Как раз в этот период, за год до того, как была создана картина «Неизвестная», Крамской пишет со своей дочери этюд под названием «Девушка с кошкой». Сейчас эта картина находится в одном из киевских музеев. Здесь, конечно, очень ясно ощущается состояние замирания, внутреннего оцепенения, остановившийся взгляд, когда боль настолько сильная, что тело цепенеет, чтобы от нее не погибнуть. Неслучайно в этом этюде появляется кошка — она пытается как-то отогреть внутреннее смертельное оцепенение, охватывающее дочь Крамского. Данная интонация глубокой раненности, изображенной напрямую, исподволь, сквозь презрение, сквозь вызов проявляется в образе, созданном Крамским в картине «Неизвестная».
Загадка красоты
Чтобы найти тип красоты, Крамской обращался к самым разным моделям. Одну из них, довольно вульгарную в своей внешности, мы видели ранее. Однако он писал подобные этюды и со своей племянницы Людмилы Федоровны Крамской. Перед нами один из таких этюдов под названием «Женщина под зонтиком». Здесь художник еще ищет образ солнечного света, к которому обычно обращались импрессионисты, при этом делает это по-своему — это, конечно, совершенно иной способ изображения света. Зонтик над героиней похож на солнышко, и сама ее красота тоже солнечная. Тем не менее, все это сплавляется в образ, живший в душе Крамского, и, конечно, ни одна из моделей не является именно портретной основой для окончательного образа.

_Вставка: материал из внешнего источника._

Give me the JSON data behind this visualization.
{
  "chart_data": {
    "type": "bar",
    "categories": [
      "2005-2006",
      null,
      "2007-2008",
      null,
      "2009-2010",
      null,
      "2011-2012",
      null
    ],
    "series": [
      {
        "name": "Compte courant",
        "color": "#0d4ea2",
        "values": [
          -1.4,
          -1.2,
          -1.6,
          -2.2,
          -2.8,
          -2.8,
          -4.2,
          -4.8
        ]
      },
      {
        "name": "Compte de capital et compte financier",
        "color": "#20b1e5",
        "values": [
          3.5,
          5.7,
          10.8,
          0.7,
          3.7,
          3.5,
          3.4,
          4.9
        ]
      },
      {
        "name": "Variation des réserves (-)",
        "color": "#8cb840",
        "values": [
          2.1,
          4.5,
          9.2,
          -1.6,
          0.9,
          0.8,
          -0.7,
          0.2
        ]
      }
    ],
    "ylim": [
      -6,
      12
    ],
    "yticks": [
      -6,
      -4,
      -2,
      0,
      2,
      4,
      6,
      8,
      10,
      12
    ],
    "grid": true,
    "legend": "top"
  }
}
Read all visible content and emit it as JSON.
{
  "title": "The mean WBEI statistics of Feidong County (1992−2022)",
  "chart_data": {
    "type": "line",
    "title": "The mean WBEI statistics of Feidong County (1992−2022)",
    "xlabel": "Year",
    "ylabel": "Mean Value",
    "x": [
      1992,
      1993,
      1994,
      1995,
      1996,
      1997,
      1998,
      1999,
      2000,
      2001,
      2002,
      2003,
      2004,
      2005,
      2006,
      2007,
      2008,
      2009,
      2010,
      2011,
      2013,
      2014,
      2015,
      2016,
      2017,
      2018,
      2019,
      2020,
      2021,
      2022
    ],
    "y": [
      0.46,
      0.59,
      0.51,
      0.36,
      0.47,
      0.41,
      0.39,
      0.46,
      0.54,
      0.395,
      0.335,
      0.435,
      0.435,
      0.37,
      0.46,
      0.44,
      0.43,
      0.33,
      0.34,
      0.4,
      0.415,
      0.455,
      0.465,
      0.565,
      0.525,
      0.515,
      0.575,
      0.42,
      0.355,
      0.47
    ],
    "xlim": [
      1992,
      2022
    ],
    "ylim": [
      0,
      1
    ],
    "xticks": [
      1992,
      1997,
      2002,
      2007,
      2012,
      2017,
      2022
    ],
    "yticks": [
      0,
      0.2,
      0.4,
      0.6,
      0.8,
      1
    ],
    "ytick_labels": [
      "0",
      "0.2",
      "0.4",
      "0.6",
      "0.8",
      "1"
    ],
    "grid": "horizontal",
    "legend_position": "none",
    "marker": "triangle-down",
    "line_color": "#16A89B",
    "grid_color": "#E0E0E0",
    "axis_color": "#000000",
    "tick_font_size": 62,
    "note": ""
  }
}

Мы видим здесь то, что сегодня являет нам загадку женской красоты и привлекательности, того, что мы ощущаем буквально как магнит. Именно загадка женской притягательности, того, что является основой красоты, на самом деле и есть самая главная загадка этого произведения, а вовсе не то, кто здесь изображен. Тем более, что мы с вами услышали, что это не портрет, а образ, созданный художником по впечатлениям своей жизни, как результат размышлений на женскую тему, очень актуальную в то время и для общества, и для самого Крамского. Уже в XX столетии Николай Заболоцкий, знаменитый поэт этой новой эпохи, задумываясь о загадке красоты, напишет в своем стихотворении «Некрасивая девочка» слова, которые можно было бы, наверное, обратить к рассматриваемой нами картине:
<...> что есть красота
И почему её обожествляют люди?
Сосуд она, в котором пустота,
Или огонь, мерцающий в сосуде?
Это именно та загадка, которая заключена и вообще в женской красоте, и, в частности, в образе, созданном Иваном Николаевичем Крамским.Как мы уже говорили, Крамской сам учил живописи свою дочь. Сейчас мы видим один из этюдов, ныне находящийся в Третьяковской галерее, где он как раз изображает самого себя за работой. Это один из портретов, созданный Софьей Ивановной, дочерью художника, в последние годы жизни своего отца. Как мы помним, Крамской умер в 1887 году, и как раз в этот же год была написана та статья о «Неизвестной», которую мы процитировали в самом начале нашей встречи.
На этом сегодня все, мы ждем вас на наших следующих лекциях. Спасибо за внимание!